Since 2012, a tenant protection group has helped restore 50,000 units of rent regulated housing in New York City that had been improperly deregulated, the New York Daily News reports. Behind the effort is the Homes and Community Renewal’s Tenant Protection Unit, which has also restored $2.25 million in overcharges to tenants throughout the city.
The report comes on the heels of a new bill introduced to City Council by Council Members Ritchie Torres and Mark Levine that seeks to create a public watchlist and online map for the city's endangered stock of affordable housing.
The "endangered affordable housing watchlist", if adopted, would follow and map developments in danger of losing their subsidies, affordability requirements, and compliance with affordable housing programs, like Mitchell-Lama, within one year.
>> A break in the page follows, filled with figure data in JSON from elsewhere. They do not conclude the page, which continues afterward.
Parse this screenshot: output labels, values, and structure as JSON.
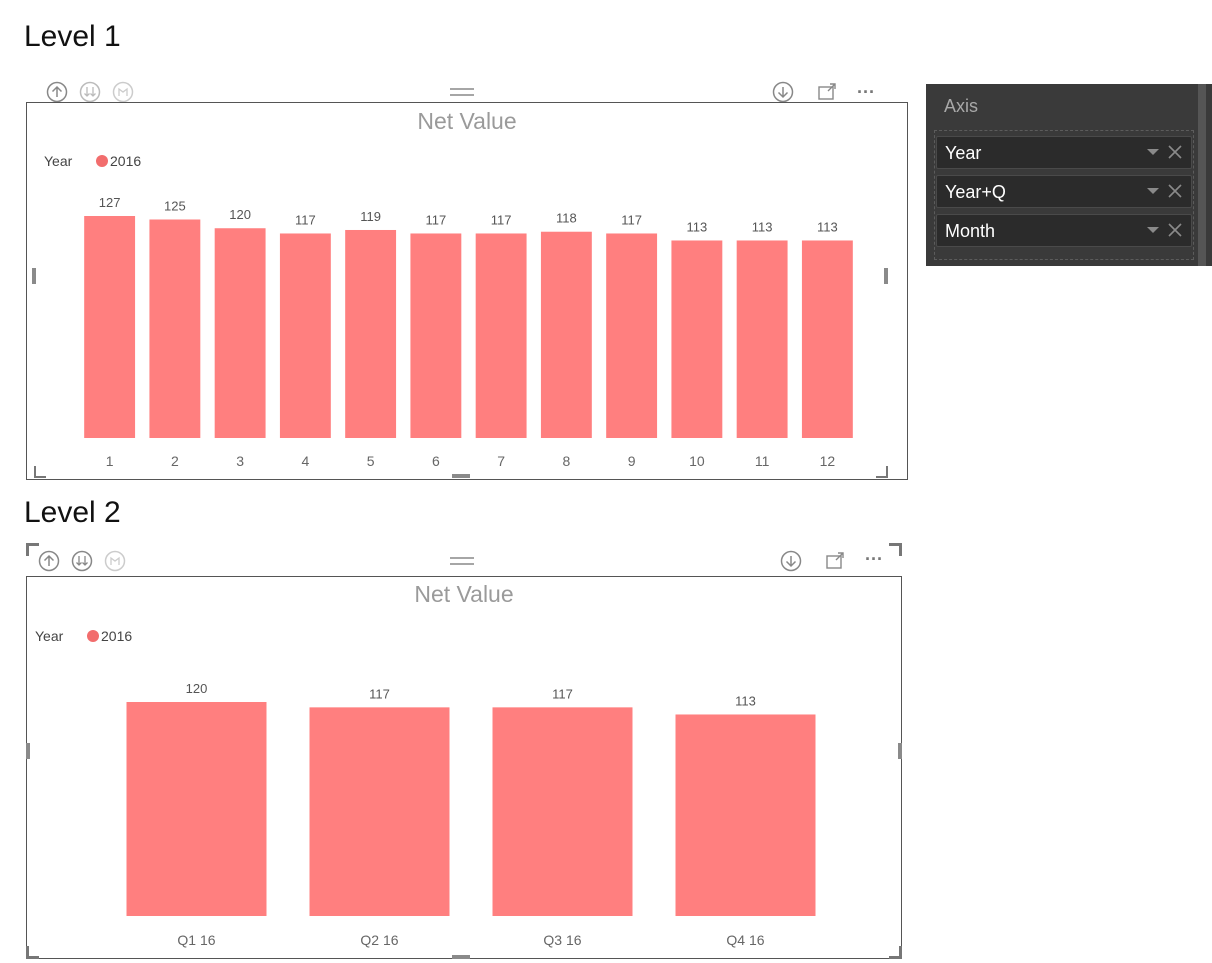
{
  "headings": {
    "level1": "Level 1",
    "level2": "Level 2"
  },
  "visual_header": {
    "icons": [
      "drill-up-icon",
      "expand-all-down-icon",
      "drill-down-icon",
      "more-lines-icon",
      "drill-mode-icon",
      "focus-mode-icon",
      "more-options-icon"
    ],
    "more_options_label": "···"
  },
  "field_panel": {
    "title": "Axis",
    "fields": [
      {
        "label": "Year"
      },
      {
        "label": "Year+Q"
      },
      {
        "label": "Month"
      }
    ]
  },
  "colors": {
    "bar": "#ff7f7f",
    "legend_dot": "#f26d6d"
  },
  "chart_data": [
    {
      "type": "bar",
      "title": "Net Value",
      "legend_title": "Year",
      "series": [
        {
          "name": "2016",
          "values": [
            127,
            125,
            120,
            117,
            119,
            117,
            117,
            118,
            117,
            113,
            113,
            113
          ]
        }
      ],
      "categories": [
        "1",
        "2",
        "3",
        "4",
        "5",
        "6",
        "7",
        "8",
        "9",
        "10",
        "11",
        "12"
      ],
      "ylim": [
        0,
        127
      ],
      "xlabel": "",
      "ylabel": "",
      "grid": false,
      "legend_position": "top-left"
    },
    {
      "type": "bar",
      "title": "Net Value",
      "legend_title": "Year",
      "series": [
        {
          "name": "2016",
          "values": [
            120,
            117,
            117,
            113
          ]
        }
      ],
      "categories": [
        "Q1 16",
        "Q2 16",
        "Q3 16",
        "Q4 16"
      ],
      "ylim": [
        0,
        120
      ],
      "xlabel": "",
      "ylabel": "",
      "grid": false,
      "legend_position": "top-left"
    }
  ]
}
Buildings that meet criteria that suggest they might become unaffordable within a year, like pending foreclosure proceedings, will also be included on the watchlist.
The map pitched by Torres and Levine will be searchable by several markers like address, zip code, City Council district, and community board district.
"There are residents who are unaware about the expiration of the affordability requirements in their own building. This bill would create a map of all the housing units in danger of becoming unaffordable across the city, and help us understand what is going on in our neighborhoods," Council Member Ritchie Torres said in a statement.
The map comes at a pressing time. The Furman Center at NYU estimates that within the next decade, 58,288 units of subsidized rental housing that's financed through programs run by the Derpartment of Housing and Urban Development will become eligible to opt out of affordability restrictions.